Neville dormiva pacifico nella cesta dei panni da lavare, ben nascosto. Lo aveva addormentato magicamente in modo che non potesse risentire di tutto quel trambusto. I suoi vagiti avrebbero potuto richiamare attenzioni indesiderate e Alice non credeva ad una sola parola proferita da quelle bestie. Sapeva che li avrebbero uccisi tutti, Neville per primo. Si avvicinò alla cesta, scostò la coperta che ricopriva il riposo della sua piccola creatura e rimase a guardarla dolcemente. Gli occhi chiusi in un espressione tranquilla, ciglia folte e lunghe di neonato, manine rosee paffute e minuscole, sebbene perfette nella forma, un cespuglietto ridicolo di capelli e poi un boccuccia appena imbronciata. Cosa ne sarebbe stato di lui se avesse ceduto?

Un batter d’ali leggero alla finestrella del bagno la fece trasalire. Vide una civetta nera battere il becco sul vetro condensato. Alice si mosse verso di essa, ed aperse la finestra a ghigliottina. L’uccello spiccò il volo subito dopo per posarsi sulla spalla di una vecchia maga a bordo di una scopa. “Augusta!” gridò il suo cuore vedendola avvicinarsi alla mediocre apertura.

“Cara….” Mormorò l’anziana donna “Dov’è Frank?”

Un ulteriore gridò raggelò il sangue delle due donne e Alice fu certa che l’espressione della suo interlocutrice era mutata dall’apprensione alla dolorosa consapevolezza in meno di qualche decimo di secondo. Vide i suoi occhi riempirsi di lacrime “…e Neville?” osò chiedere, quasi sentendosi mancare. “….non avranno…”

“No!” la rassicurò all’istante Alice, ma forse per il tono troppo forte,  temette di essere stata udita, si sentì ghiacciare sotto pelle da quella raccapricciante sensazione di angoscia.
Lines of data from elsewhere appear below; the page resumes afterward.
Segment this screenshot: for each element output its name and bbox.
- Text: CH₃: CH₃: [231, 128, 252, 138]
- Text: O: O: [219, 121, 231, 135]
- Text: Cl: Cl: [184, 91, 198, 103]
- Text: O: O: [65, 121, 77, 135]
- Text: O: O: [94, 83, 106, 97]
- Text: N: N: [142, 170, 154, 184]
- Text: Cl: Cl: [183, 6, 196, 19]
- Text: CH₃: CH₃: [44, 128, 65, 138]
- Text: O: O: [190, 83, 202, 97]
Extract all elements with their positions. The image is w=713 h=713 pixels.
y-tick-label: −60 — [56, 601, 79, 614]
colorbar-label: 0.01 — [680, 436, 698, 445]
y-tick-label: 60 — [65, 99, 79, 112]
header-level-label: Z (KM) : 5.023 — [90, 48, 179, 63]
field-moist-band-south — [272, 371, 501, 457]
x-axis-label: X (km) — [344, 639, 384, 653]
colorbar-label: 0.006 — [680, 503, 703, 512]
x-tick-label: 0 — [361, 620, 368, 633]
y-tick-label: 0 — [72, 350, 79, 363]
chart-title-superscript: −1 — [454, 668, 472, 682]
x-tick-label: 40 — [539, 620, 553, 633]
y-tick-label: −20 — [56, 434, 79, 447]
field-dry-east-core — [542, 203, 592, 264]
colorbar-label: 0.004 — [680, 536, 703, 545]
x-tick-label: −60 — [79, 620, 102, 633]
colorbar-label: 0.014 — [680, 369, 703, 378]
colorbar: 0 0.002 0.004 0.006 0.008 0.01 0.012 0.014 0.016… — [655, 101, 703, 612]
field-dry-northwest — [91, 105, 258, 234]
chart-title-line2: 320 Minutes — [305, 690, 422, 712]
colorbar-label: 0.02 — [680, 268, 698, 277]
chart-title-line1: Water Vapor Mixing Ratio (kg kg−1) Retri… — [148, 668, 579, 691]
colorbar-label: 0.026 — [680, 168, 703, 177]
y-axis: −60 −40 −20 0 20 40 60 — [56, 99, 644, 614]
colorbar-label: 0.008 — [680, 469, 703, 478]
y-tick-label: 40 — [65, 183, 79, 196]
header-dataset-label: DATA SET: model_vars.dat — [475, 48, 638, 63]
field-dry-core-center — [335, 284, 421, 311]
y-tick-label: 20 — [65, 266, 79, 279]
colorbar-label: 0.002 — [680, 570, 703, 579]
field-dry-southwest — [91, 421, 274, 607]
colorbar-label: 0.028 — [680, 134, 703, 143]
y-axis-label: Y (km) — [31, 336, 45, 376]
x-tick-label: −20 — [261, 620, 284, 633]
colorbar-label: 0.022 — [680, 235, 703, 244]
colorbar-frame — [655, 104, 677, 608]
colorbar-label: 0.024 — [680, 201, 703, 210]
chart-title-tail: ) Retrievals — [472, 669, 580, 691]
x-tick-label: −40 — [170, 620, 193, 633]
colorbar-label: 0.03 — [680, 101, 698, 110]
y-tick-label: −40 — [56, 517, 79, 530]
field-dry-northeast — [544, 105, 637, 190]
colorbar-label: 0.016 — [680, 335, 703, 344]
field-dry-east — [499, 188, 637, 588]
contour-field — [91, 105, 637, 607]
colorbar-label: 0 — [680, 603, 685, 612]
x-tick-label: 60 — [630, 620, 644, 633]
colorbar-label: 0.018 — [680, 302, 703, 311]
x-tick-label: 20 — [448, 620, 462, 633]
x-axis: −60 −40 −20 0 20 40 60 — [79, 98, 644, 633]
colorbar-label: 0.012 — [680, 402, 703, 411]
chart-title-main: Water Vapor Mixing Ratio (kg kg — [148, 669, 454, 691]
Le grida fuori erano cessate del tutto.

“Sbrigati cara, non c’è più tempo…” la esortò, i passi si udivano appena da dietro la porta del bagno, ma c’erano! Si stavano muovendo…e quel silenzio la spaventava ben più delle urla di suo figlio. Vide la giovane nuora afferrare l’involtò che era il piccolo Neville, e riavvicinarsi alla finestrella. Il bimbo passò senza problemi, e finì nella stretta di sua nonna, che prese, tenendoselo al cuore. L’apertura andava bene per un esserino di quelle dimensioni ridotte, ma per un adulto pareva una mossa improponibile.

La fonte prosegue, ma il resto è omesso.